Yang Harus Dipertimbangkan Saat Merencanakan Walk-in Closet Anda
Dec 21, 2022
Tinggalkan pesan
Ada banyak metode tata letak untuk lemari, dan walk-in adalah salah satunya. Ini adalah ruang independen dan memiliki persyaratan yang relatif tinggi untuk area ruang.
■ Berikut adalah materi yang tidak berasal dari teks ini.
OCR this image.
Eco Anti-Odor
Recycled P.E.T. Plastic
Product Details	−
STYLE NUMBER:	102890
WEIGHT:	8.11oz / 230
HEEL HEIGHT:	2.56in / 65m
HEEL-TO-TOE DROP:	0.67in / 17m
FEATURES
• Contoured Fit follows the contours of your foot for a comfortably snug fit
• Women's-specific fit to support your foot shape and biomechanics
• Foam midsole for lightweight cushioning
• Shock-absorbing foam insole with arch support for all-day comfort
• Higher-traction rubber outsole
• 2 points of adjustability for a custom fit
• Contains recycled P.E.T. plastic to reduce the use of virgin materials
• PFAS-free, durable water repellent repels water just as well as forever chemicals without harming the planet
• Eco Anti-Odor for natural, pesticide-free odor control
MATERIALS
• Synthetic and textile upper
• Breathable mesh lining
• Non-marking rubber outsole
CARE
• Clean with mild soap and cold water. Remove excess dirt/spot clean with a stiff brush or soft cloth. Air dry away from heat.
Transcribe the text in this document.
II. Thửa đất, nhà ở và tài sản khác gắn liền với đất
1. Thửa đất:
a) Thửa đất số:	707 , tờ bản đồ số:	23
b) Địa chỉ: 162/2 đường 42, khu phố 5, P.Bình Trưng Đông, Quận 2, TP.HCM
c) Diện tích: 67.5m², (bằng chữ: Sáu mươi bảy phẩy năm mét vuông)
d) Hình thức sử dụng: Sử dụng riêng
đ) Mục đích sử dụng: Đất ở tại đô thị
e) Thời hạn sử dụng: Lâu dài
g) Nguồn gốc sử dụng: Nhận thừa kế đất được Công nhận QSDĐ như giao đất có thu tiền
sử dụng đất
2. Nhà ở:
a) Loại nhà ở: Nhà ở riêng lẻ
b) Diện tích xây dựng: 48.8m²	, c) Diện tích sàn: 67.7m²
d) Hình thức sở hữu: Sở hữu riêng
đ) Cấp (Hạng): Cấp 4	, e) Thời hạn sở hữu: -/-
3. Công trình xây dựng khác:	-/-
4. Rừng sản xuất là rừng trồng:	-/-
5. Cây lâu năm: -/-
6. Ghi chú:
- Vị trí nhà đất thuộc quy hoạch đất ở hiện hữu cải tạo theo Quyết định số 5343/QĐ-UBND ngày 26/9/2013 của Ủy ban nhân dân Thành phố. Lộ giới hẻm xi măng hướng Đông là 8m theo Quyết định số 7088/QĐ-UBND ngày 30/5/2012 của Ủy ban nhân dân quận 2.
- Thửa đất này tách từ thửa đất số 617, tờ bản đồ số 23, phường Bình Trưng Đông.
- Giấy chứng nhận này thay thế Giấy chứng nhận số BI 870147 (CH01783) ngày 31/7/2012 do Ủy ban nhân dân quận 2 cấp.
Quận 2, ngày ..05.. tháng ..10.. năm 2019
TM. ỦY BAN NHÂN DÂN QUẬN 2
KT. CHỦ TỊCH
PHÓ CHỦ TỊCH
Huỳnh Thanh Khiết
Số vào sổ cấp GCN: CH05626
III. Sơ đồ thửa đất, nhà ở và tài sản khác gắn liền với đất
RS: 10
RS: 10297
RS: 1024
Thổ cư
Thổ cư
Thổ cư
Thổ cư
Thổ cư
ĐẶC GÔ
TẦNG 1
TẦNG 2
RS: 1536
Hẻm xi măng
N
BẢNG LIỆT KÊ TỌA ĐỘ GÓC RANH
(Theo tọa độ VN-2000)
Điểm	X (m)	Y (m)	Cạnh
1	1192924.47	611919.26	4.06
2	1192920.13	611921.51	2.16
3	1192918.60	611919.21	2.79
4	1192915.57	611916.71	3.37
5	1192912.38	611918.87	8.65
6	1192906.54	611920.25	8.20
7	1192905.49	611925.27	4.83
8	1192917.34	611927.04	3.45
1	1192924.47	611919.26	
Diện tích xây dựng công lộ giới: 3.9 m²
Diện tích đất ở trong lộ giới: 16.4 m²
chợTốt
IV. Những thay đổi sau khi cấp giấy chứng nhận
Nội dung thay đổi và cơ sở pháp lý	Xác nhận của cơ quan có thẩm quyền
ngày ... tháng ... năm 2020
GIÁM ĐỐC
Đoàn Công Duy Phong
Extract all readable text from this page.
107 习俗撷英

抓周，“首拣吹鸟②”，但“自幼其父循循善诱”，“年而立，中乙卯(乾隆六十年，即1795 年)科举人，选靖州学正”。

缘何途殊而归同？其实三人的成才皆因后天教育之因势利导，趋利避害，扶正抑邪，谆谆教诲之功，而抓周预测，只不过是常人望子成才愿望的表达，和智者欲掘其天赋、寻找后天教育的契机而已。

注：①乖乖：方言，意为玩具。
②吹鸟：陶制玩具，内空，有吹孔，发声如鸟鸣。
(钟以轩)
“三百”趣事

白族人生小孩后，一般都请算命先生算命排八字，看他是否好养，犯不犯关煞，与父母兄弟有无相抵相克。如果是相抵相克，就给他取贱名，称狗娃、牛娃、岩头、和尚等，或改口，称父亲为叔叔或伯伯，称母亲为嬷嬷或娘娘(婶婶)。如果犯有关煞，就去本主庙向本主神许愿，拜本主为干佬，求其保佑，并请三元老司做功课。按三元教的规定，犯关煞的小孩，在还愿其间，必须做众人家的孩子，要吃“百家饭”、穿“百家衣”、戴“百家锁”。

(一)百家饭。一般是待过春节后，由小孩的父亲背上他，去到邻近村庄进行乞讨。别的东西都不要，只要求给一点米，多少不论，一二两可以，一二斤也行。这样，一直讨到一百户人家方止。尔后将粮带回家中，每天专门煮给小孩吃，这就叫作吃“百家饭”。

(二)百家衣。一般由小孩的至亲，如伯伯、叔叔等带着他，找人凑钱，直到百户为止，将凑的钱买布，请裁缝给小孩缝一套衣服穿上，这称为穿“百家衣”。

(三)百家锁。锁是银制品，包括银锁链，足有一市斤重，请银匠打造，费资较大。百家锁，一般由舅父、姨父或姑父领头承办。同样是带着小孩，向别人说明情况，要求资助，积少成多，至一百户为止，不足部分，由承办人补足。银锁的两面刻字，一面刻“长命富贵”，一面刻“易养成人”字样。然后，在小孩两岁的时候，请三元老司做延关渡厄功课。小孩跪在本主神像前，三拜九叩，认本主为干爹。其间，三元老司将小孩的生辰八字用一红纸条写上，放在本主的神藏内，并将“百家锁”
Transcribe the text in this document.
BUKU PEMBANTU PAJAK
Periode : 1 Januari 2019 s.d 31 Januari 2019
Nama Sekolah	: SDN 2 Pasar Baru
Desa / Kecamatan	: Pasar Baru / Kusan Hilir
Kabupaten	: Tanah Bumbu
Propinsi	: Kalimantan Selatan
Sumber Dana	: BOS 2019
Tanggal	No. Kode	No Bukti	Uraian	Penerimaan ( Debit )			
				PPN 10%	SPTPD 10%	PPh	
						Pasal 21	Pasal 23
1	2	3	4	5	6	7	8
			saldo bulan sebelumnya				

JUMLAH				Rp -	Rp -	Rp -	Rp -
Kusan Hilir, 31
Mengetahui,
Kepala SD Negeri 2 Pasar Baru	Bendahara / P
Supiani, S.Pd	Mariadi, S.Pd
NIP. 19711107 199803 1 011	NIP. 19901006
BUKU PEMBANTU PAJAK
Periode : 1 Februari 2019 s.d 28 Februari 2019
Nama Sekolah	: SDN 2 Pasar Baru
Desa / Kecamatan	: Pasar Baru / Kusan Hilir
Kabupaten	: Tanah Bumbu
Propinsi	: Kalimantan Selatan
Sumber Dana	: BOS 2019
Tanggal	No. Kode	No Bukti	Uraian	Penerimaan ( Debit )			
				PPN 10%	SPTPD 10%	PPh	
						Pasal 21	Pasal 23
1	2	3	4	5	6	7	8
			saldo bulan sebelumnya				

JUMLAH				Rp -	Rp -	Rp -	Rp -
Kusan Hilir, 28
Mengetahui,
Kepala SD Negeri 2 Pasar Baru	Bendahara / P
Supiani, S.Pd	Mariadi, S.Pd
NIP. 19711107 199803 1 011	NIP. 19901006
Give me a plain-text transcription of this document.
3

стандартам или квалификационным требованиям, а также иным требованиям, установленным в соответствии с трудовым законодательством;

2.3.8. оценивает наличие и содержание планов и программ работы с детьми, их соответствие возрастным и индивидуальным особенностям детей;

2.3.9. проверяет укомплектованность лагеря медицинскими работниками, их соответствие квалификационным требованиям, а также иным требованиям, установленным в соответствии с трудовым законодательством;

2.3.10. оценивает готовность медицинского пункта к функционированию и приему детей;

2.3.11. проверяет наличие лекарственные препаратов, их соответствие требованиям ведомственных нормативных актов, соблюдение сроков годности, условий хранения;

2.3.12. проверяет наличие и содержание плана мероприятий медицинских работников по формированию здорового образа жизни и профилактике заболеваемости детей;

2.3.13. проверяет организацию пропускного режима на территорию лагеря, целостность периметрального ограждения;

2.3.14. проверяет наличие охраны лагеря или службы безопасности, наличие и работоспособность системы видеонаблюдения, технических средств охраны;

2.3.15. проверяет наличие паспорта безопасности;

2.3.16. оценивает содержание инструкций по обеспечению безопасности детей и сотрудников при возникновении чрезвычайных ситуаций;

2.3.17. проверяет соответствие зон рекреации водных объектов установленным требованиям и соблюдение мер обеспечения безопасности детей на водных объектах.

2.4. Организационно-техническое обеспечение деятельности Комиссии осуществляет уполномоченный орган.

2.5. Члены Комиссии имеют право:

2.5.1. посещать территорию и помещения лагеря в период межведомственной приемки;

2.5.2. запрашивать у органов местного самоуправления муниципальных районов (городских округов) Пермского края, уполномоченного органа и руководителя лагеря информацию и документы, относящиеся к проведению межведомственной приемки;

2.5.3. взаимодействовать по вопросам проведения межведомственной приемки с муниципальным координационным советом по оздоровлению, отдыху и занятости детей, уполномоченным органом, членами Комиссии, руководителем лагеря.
Apa yang harus dipertimbangkan saat merencanakan walk-in closet Anda?
Bilik lemari, diperkenalkan dari Eropa, adalah ruang mandiri yang memadukan penyimpanan, rias, dan tata rias. Area ruang idealnya adalah 4㎡ ke atas, termasuk area pakaian gantung, area susun, area pakaian dalam, area sepatu, area tempat tidur, area rias, dan area make up.

LPemilihan lokasi
Secara umum, ada beberapa opsi lokasi ruang yang cocok untuk walk-in closet:
(1) Area independen direncanakan di kamar tidur dengan area yang cukup dan dirancang sebagai walk-in closet, yang bersifat pribadi dan nyaman digunakan sehari-hari;
(2) Ketika ruang kamar tidur relatif terbatas, Anda dapat memilih ruang lain yang tersisa untuk membangun walk-in closet, seperti ruang penyimpanan yang panjang dan sempit, ruang loteng, ruang tamu yang tidak digunakan, dll.

Tata Letak Dalam
Bilik lemari perlu mencakup beberapa area dasar: area pakaian gantung, area susun, area pakaian dalam, area tempat tidur, dan area ganti. Jika fungsi lain diperlukan, Anda dapat berkomunikasi dengan desainer kami.
Sebelum membagi area fungsional, perlu berkomunikasi terlebih dahulu dengan perancang tentang berbagai persyaratan. Semua aspek harus dipertimbangkan, dan kategori barang yang akan ditempatkan di setiap area harus ditentukan, yang nyaman untuk digunakan di masa mendatang.

Ukuran Dasar
Ukuran walk-in closet meliputi kedalaman lemari, tinggi tempat menggantung pakaian, tinggi laci, tinggi rak sepatu, dll. Kedalaman lemari umumnya antara 53 sampai 65 cm ; ketinggian area gantung untuk mantel panjang lebih besar dari atau sama dengan 140 cm; ketinggian laci dirancang antara 15 dan 20 cm, dan jarak antar rak adalah 40 dan 60 cm.

Desain Pencahayaan
Pencahayaan walk-in closet dilakukan dalam bentuk lampu utama plus lampu tambahan. Kecuali satu lampu utama, desain tersembunyi seperti strip lampu dan lampu downlight dapat ditambahkan ke kompartemen di setiap partisi.
Untuk pilihan lighting tone, cold light dan warm light bisa dipadankan. Umumnya, disarankan untuk memilih cahaya putih dingin untuk lampu utama, dan cahaya hangat untuk strip lampu tambahan lainnya, yang dapat menciptakan efek pencahayaan multi-level.

Pemilihan Pintu
Terutama ada dua cara untuk membuka pintu kabinet: pintu ayun dan pintu geser. Cara memilih, ambil ukuran ruang sebagai referensi. Jika ruangnya besar, keduanya bisa digunakan. Jika ruangannya kecil, pintu geser adalah yang paling cocok, yang dapat menghemat ruang sepenuhnya.